A 1963 review estimated that every 1 in 250 children born had sucking blisters, but recent experts in the field think this number is even lower.

== Pathophysiology ==
There are certain primitive reflexes that newborns possess when they are still in the womb. The ones that aid successfully feeding an infant by bottle or on the breast later are rooting and sucking reflex. It is believed that the fetus practices sucking while in the womb, which explains the action of thumb or hand sucking detected by ultrasound, observed from eighteenth to the twenty-fourth weeks of gestation, and fully developed at the 36th week of pregnancy. Frequency of sucking activity will increase toward the end of the pregnancy due to the impact of completed development of taste buds.
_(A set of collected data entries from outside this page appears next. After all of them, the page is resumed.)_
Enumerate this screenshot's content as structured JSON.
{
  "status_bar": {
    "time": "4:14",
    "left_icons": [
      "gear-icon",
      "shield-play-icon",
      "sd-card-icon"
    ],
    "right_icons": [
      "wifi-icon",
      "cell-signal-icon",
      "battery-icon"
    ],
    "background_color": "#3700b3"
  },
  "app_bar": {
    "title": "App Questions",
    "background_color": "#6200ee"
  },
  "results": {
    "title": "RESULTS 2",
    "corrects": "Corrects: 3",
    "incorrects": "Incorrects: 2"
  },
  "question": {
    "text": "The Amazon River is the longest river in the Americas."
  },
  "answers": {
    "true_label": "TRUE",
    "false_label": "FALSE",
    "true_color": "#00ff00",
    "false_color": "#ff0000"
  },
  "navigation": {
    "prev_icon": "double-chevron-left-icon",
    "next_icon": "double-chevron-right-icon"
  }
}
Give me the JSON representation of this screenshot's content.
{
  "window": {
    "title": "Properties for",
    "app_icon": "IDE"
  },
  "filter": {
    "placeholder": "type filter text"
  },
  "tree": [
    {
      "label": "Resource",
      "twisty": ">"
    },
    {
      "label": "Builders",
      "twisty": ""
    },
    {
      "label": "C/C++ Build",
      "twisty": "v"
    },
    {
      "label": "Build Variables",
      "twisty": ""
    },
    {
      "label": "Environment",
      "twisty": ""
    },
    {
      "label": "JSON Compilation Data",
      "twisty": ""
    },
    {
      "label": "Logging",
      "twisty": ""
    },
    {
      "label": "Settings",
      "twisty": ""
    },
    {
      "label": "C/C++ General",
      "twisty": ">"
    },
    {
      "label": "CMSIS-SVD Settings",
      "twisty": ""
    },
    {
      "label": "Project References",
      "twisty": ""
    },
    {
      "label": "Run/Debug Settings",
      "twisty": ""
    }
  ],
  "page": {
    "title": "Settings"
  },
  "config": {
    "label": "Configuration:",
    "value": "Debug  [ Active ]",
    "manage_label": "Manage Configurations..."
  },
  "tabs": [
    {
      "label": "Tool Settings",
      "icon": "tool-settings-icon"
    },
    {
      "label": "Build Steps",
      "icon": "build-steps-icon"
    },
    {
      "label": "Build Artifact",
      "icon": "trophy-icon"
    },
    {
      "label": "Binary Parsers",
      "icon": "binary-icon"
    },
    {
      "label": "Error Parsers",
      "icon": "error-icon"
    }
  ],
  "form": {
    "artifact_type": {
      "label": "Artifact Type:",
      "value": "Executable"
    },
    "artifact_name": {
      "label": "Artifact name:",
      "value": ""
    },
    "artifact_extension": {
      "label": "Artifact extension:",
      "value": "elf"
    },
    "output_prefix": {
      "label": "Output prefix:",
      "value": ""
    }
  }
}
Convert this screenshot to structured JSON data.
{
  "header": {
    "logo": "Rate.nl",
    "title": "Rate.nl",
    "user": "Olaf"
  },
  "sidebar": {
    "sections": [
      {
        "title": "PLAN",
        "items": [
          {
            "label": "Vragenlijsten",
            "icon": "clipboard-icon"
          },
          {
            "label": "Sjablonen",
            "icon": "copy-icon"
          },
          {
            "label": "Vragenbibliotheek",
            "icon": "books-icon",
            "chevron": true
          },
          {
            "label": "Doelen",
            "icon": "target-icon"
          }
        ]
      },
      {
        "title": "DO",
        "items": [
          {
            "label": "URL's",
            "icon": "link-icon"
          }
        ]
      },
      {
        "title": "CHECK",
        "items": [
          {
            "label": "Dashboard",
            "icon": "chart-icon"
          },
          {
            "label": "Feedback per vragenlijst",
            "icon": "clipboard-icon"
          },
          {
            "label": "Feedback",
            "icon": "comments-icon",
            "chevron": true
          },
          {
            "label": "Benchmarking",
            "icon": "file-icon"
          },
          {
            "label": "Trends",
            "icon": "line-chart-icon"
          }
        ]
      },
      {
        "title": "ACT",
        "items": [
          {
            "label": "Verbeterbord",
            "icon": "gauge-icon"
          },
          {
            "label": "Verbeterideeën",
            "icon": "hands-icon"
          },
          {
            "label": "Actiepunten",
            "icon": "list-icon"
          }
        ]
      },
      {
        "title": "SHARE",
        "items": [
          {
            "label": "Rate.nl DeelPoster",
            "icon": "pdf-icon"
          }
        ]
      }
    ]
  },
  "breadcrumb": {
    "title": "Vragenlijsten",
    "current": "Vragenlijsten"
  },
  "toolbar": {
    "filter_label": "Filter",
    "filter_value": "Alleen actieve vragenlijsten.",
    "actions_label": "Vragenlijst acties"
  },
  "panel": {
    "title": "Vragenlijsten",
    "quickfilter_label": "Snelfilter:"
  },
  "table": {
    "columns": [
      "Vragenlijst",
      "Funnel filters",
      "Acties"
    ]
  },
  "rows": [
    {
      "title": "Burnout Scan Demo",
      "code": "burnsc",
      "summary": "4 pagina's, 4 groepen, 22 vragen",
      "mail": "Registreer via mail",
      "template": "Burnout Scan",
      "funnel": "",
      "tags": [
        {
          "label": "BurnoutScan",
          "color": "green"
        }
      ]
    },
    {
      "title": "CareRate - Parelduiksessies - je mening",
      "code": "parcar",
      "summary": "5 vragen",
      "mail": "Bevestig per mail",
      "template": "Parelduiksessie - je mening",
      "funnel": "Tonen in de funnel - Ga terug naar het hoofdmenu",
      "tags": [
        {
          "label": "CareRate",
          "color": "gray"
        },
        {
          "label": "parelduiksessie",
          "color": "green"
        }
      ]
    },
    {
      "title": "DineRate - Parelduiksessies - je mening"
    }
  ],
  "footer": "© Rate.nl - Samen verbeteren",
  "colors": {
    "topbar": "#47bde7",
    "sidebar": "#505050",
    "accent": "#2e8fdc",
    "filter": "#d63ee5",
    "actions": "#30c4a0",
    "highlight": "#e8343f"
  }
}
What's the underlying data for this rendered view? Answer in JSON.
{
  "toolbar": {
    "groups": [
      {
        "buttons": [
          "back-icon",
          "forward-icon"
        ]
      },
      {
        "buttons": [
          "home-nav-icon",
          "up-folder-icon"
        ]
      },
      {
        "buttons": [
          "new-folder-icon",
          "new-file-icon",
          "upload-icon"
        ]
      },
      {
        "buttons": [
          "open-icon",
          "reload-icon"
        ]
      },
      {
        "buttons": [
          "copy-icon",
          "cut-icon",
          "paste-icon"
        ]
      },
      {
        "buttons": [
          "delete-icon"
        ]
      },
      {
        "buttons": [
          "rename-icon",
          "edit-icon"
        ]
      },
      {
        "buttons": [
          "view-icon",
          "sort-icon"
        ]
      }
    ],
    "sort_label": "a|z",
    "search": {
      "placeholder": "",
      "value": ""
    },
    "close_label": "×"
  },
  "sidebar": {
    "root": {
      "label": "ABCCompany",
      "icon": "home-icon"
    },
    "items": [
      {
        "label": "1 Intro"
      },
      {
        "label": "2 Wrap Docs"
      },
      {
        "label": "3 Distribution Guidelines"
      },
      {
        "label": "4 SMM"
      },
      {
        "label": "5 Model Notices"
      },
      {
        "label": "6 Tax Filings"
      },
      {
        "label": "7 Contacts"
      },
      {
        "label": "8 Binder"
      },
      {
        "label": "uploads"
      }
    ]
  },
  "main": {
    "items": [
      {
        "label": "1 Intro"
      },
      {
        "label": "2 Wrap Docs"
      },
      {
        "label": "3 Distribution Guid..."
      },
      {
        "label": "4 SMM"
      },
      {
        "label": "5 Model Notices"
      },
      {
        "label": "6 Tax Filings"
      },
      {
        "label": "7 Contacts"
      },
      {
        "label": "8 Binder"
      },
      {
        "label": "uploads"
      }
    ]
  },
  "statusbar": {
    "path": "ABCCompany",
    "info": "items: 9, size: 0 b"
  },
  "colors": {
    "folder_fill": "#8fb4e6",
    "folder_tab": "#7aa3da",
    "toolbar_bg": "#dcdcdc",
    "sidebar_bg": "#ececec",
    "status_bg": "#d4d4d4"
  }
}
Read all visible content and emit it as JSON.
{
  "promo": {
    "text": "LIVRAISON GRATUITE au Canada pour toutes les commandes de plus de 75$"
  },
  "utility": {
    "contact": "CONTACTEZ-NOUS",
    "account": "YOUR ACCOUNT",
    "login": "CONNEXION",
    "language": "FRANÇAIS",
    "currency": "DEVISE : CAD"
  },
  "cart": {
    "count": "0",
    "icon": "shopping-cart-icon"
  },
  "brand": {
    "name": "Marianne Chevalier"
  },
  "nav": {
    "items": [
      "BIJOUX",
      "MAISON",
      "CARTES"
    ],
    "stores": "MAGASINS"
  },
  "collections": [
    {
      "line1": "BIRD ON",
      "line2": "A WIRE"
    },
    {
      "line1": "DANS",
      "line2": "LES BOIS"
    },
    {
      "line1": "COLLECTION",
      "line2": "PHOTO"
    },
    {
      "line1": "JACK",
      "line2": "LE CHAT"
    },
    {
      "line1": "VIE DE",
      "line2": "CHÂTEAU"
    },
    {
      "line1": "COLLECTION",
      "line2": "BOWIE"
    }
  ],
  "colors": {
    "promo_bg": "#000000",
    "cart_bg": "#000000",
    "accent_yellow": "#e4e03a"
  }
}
A study in 1985 about physiology of sucking suggested that failing of initiating normally sucking at the expected time period of the pregnancy or showing any uncoordinated sucking movement might be a sign for an underlying neurologic condition in neonates. There was no case report presenting any correlation of sucking blister and thumbs sucking after birth or any dental abnormalities condition later.

Sucking blister is caused by the fetus forcefully sucking on an accessible area of their body, typically an upper extremity, but potentially toes as well. Neonatal skin is extremely sensitive to this sucking action since the skin barrier has yet to mature. In fact, the dermis does not mature until well into infancy. Because it is not mature, the skin does not have the same protective structure as that of an adult and is more susceptible to physical damage. This damage to the outer layer of the skin results in the formation of a blister. A newborn's skin starts with the vernix caseosa, which looks like a pasty, lipophilic substance. This vernix caseosa is important for newborns as they provide multiple functions such as prevention of water loss, skin hydration, temperature regulation, and assistance with innate immunity.

Besides the damaged outer layer of skin, sucking blisters can also present with fluid buildup. Bursting of this fluid-filled blister results in the red, sensitive area as seen in the image above. Fluid initially collects between the epidermis and dermis in order to protect the deeper tissues and promote healing.

== Treatment ==
Neonatal blistering can be caused by various reasons. If not properly treated or left untreated, they can potentially cause major harm to the baby or even death. Neonatal blistering is most commonly caused by infections, so the presence of blistering should be followed by testing of blister fluid to confirm infection. If there is an infection, the initiation of antimicrobial medications is typically started. In order to ensure the neonate has an infection, a blood sample is taken. In the blood sample, clinicians will look at full blood count, C reactive protein, and blood culture. C-reactive protein levels are typically elevated when there are signs of inflammation. Because sucking blisters result from excessive sucking of the area by the fetus, rather than bacterial, antiviral, or hereditary causes, these blisters can resolve themselves without specific medication treatment within a few days to weeks.

Due to the drastic changes that the neonate experiences going from inside the uterus to the outside world, careful skin management and practices are recommended, especially if there are skin conditions present. The management of a blister will differ based on its clinical features. For the management of closed blisters, moisturizer can be applied after the skin is cleaned with gentle cleanser and warm water. Open blisters may require a wound dressing to cover them, with the dressing type and frequency of changes needed, varying with blister fluid levels. Large blisters should first be cleaned with alcohol and extracted for blister fluid if present; otherwise, gauze and pads can be used to act as a cover over the area as protection against outside sources. Regular bathing of the infant is crucial in preventing the development of an infection at the open blister, and salt can be added to the water to reduce pain associated with the blister.